Maritza Perez is the director of the Office of National Affairs at the Drug Policy Alliance (DPA) in Washington, D.C. where she leads the organization’s federal legislative agenda and strategy to end the war on drugs. Maritza is responsible for driving DPA’s federal agenda, which means working with Congress, government officials, and national partners. She pushed for the decarceration of correctional facilities in the May 2020 COVID-19 relief package, in addition to advocating for funding harm reduction services for people who use drugs and eliminating drug conviction exclusions for SNAP/TANF. Maritza continues to lobby Congress for another COVID-19 package with the office’s priorities, although Congress and the administration are currently at a standstill.

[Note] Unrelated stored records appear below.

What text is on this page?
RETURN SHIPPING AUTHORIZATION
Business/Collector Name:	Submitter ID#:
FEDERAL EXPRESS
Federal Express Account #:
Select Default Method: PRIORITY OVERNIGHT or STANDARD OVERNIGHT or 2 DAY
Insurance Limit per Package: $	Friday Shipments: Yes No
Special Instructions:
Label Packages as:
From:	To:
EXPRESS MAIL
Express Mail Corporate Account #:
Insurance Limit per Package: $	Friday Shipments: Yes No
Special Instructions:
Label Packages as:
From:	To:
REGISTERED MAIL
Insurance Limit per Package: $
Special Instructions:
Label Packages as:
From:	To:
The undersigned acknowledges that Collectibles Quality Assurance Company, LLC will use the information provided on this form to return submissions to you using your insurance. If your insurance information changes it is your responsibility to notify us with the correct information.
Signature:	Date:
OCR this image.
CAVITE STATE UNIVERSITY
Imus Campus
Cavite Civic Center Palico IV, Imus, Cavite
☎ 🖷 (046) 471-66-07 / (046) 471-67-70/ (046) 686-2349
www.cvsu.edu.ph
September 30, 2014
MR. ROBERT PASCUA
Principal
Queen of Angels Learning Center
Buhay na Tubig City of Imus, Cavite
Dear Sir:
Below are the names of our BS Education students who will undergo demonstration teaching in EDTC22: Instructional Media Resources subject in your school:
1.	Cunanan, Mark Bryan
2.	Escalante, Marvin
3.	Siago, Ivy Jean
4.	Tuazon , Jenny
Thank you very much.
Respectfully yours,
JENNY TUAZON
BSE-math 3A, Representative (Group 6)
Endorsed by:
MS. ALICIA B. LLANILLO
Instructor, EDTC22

Samantha Reed, as a fellow at Equip for Equality (Illinois’ protection and advocacy agency for people with disabilities), helped the team file both a class action habeas petition and a suit under the Eighth Amendment and Americans with Disabilities Act requesting that medically vulnerable prisoners in the Illinois Department of Corrections be considered for medical furlough, home detention, or early release to protect themselves from COVID-19. Those suits are ongoing. In the fall, Samantha became a pro bono staff attorney at Dentons LLP, and is now counsel on the firm’s ongoing class action, Lippert v. Jeffreys, which deals with medical care throughout the Illinois Department of Corrections. In mid-October, the team filed a motion requesting that the court order the department to implement universal staff testing protocols at all facilities (or, at the very least, the prisons housing the most medically vulnerable individuals) and to enforce their mask-wearing policy among prison staff. As cases in the Illinois DOC have started to rise exponentially, and especially at Dixon CC, the facility housing the most medically vulnerable prisoners, the team filed a motion requesting an expedited hearing. Although the judge ordered an expedited hearing, the court refused to rule on their requests. and has set another hearing date for December 7.
2017
Sarah Bluestone reports that the Contra Costa Public Defender Office, where she is an attorney, has had more jury trials in California than any other county since the start of the pandemic. She did two jury trials this summer in full mask and got full acquittals in both.
2018
Francesca Buzzi (see 2015)
Allee Rosenmayer, like so many DPC alums who are public defenders, spent the first several weeks after the Chief Justice of the California Supreme Court suspended jury trials trying to get all of her in-custody clients out before COVID hit the jails. Although ultimately unsuccessful, she filed motions to dismiss for violating the speedy-trial rights of her out-of-custody clients. Allee reports that acquittals are up in her office, the San Joaquin County Public Defender. She tried two cases — masked up, socially distanced — and got one not guilty and one split verdict.
Jonathan Sidney of the Colorado Public Defender Office reports that the office has been engaged in a lot of COVID-related litigation with varying degrees of success. However, based on the risks of the pandemic and the client’s age and medical condition, Jonathan recently succeeded in persuading a judge to broadly construe the law and sentence his client to in-home detention in what would ordinarily have been a mandatory jail sentence case.